Selma: Siz de bir oyuncu olarak Kerbela hakkındaki izlenimleri nasıl buluyorsunuz?
Volkan: Kerbela seyretmesi hem süre olarak hem de tarz olarak zor bir oyun. Ayrıca seyircinin tarihe ilgisi yoksa bunu alımlaması biraz güç olabiliyor. İran’da taziye gösterileri var, bu taziyeler gün gün Kerbela olayını anlatıyor. Amaç o acıyı bir kez daha yaşamak ve hissetmek. Yıllardır var olan bu gösteri ya da ritüel, dünya tiyatro tarihini de etkilemiş. (Brecht’in bu oyunlardan etkilendiği söylenir) Kerbela’nın yönetmeni Ayşe Emel Mesci, bu tarihi, hem batılı formları alarak hem de orijinalliğine sahip çıkarak kurdu. Seyirciyi yoğun olarak özdeşleştirmek isteyen bir yönetmenlik şekli var. Oyunun sonundaki yoğun alkış ve ağlayan seyirciler de bunun başarıldığını gösteriyor.
Selma: Seyirci kitlesinde bir farklılık var mı?
Volkan: İBB Şehir Tiyatrosu’nun dışından seyirci vardı. İstanbul Alevi mezhebine mensup kişilerin katılımı oldukça fazlaydı. Cemevlerinden otobüslerle gruplar geldi. Oyunu tekrardan izlemeye gelenler de çoğunluktaydı. Seyircilerin birçoğu oyun bitiminde ağlıyordu. Bir keresinde Harbiye Sahnesi’nde oyunun bitimine doğru bir seyirci kalkıp: “Vurun! Vurun!” diye bağırdığını biliyorum. Seyirci bazen kendini fazla kaptırıyor. Kulise geldiklerinde birçok kişinin ağladığını görüyorduk. Hz. Hüseyin’i görmek isteyenler oluyordu. Seyirci profilini kesinlikle değiştirdi. Anadolu insanına hitap etti. İlk defa tiyatroya gelenler bile oldu.

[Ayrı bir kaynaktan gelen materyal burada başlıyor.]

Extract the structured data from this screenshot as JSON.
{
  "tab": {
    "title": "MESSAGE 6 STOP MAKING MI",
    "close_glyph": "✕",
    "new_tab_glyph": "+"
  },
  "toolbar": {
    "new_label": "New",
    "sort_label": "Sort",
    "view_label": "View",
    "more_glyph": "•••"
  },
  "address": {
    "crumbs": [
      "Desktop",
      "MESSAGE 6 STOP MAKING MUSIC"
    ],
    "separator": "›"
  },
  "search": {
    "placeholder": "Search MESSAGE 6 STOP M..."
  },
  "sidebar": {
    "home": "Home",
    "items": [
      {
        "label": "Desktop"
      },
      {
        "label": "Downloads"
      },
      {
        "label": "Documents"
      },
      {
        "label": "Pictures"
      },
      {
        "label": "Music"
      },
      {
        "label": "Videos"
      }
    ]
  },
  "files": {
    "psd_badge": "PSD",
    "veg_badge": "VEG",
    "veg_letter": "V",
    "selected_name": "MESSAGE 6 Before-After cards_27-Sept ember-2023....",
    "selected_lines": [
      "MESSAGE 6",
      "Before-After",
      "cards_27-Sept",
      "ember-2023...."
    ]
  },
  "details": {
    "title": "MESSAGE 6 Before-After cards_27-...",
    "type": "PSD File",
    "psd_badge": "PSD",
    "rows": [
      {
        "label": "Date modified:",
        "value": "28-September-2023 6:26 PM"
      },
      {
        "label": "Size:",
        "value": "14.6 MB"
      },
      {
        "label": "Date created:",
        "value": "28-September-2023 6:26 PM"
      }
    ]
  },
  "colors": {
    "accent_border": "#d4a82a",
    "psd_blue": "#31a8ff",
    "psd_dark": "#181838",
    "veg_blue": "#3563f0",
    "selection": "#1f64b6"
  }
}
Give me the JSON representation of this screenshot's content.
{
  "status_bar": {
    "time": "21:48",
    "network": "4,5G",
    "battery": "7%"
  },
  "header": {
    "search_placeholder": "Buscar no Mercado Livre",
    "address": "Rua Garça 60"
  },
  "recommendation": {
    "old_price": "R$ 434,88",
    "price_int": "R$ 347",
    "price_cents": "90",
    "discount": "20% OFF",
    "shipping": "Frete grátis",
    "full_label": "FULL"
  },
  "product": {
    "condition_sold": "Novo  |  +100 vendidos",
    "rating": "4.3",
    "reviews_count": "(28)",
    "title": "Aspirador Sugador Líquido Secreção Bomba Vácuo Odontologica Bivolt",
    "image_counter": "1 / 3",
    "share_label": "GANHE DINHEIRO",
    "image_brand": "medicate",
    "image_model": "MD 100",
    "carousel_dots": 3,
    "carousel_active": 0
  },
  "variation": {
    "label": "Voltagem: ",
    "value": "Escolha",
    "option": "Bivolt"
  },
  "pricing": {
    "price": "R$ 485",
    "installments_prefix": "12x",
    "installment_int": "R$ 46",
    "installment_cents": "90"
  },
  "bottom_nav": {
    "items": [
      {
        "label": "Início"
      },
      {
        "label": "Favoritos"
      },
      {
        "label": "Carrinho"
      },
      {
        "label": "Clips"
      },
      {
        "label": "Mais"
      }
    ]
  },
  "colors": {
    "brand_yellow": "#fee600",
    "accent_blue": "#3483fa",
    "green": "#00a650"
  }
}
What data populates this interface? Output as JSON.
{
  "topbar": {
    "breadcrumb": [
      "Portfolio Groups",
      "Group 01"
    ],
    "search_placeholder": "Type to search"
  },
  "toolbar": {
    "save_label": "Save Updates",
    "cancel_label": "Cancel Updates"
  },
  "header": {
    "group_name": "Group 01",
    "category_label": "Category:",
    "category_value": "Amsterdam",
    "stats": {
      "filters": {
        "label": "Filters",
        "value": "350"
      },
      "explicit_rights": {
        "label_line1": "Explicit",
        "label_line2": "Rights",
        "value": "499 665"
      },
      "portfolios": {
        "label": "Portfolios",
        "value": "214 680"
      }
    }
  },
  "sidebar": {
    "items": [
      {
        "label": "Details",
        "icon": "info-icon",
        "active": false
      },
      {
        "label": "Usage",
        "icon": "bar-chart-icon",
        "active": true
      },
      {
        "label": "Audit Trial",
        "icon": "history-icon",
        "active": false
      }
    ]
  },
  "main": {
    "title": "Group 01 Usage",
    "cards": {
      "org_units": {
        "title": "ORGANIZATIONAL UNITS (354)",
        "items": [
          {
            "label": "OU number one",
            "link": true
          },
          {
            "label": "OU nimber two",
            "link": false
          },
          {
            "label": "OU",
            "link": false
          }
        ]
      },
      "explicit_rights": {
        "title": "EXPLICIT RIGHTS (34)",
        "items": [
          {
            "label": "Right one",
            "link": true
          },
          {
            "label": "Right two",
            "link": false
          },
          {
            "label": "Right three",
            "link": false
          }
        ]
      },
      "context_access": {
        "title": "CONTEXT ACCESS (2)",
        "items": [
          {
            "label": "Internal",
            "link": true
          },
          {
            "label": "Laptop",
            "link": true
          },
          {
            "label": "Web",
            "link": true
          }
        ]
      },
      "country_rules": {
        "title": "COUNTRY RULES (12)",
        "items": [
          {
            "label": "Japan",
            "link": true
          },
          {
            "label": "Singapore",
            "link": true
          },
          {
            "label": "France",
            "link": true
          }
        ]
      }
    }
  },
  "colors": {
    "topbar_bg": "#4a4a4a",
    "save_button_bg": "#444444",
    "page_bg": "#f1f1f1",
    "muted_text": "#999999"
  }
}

Burada yönetmenin edindiği tecrübelerle bir taziye oyunu ilk defa oynandı.
Selma: Bundan önce Ankara Devlet Tiyatrosu’nda da oynanan Kerbela için geç kalınmış bir oyun diyebilir miyiz?
Can: Ayşe Emel Mesci, Kerbela oyunu yazılırken bize bir şeyden bahsetmişti. 90’lı yıllarda, yazarı Ali Berktay bir oyun yazmak istiyor ve Ayşe Emel Mesci de ona Kerbela’yı yazmasını söylüyor. Daha sonra 2000’li yıllarda şekillenip Ankara Devlet Tiyatrosu’nda 2009 yılında sahneye koyuluyor. Geç kalınmıştır diyebiliriz. Sadece Kerbela değil. Geç kalınmış birçok olayı da sahneye almalıyız. Tarihimizle ne zaman yüzleşirsek o vakit bilinçlenmeye başlayacağız ve birçok olayı da sahneye taşıyabileceğiz.
Volkan: Türkiye tiyatrosunda Kerbela ve Alevi kültürüne dair çok fazla oyun yok. Ankara’da oynandığında da çok şaşırmıştık. Bir tabu gibi… Sahnede bu olayın gösterilmesi; Şiiliğin, Caferiliğin, Aleviliğin yaşandığı topraklara dair kültürel şeylerin gösterilmesi bizi sevindirmişti. İran’ın taziye formu, Azerbeycan’ın mugam ağıtları ve kasideleri, Anadolu’ya ait semahlar bir seçki olarak oyunda gösteriliyor. Bu ülkenin, bu kesime hitap eden bir şeyi görmesi seyirciyi de etkiledi. Buna bir ihtiyaç varmış. Keşke daha fazla kişiye ulaşabilse.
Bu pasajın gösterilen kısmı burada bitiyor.